One has to wonder what would have happened if that NCAA rule never existed in the first place. Would we still see Conference Championship Games? Would the SEC still have added Arkansas and South Carolina? Would the ACC have added Boston College? Would the Big Ten have added Nebraska? Would the Pac12 have added Colorado and Utah?

What a wonderful thought exercise! If someone could run those projections on what college football would look like in a world like that, that would be awesome.

I would have to think a lot of the conference realignment we have seen this year wouldn’t have happened. That was really the start of the power grabbing, money seeking decision making we see today.

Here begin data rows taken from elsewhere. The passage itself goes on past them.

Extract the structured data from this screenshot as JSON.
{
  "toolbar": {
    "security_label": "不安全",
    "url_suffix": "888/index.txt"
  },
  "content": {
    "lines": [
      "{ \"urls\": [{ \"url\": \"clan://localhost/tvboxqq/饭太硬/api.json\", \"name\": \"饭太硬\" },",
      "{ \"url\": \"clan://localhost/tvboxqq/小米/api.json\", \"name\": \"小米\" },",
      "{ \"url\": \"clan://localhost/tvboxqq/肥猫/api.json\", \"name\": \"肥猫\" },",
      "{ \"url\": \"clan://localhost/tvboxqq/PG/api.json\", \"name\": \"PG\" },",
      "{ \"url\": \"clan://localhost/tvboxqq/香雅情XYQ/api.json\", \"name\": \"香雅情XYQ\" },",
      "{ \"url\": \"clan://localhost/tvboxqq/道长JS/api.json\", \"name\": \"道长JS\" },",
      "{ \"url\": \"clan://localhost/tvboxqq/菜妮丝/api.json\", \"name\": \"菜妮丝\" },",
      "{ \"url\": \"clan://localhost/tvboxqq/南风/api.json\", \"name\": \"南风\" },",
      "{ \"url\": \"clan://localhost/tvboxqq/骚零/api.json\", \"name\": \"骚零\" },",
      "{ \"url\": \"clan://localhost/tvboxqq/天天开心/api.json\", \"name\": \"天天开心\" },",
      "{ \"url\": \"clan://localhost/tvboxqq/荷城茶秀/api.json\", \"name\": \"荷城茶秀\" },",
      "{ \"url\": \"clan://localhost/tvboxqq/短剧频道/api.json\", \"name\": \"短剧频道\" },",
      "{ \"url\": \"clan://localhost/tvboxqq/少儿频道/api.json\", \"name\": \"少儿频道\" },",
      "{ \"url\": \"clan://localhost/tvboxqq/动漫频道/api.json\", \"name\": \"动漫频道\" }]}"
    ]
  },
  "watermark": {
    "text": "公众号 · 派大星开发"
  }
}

My guess is that the SEC still would have added Arkansas, as they wanted out of the SWC at the time, but I don’t think they add South Carolina, because there would have been no incentive to get to 12. The Big 10 still adds Penn State. The Big 8 still absorbs TTU, Baylor, UT & A&M. The ACC still adds Miami & VT, but not BC. Texas A&M still would have left for the SEC, but not Mizzou. My guess is that the original Big 12 (minus A&M) would still be intact, the pre-2012 Big East would still be intact (with BC, Pitt, Syracuse, WVU, Cincy, Rutgers, S. Florida, Louisville, and UConn).
I hope that with the expanded playoff, conferences start getting rid of their CCGs, as they will serve little purpose with a 12 team playoff on the line.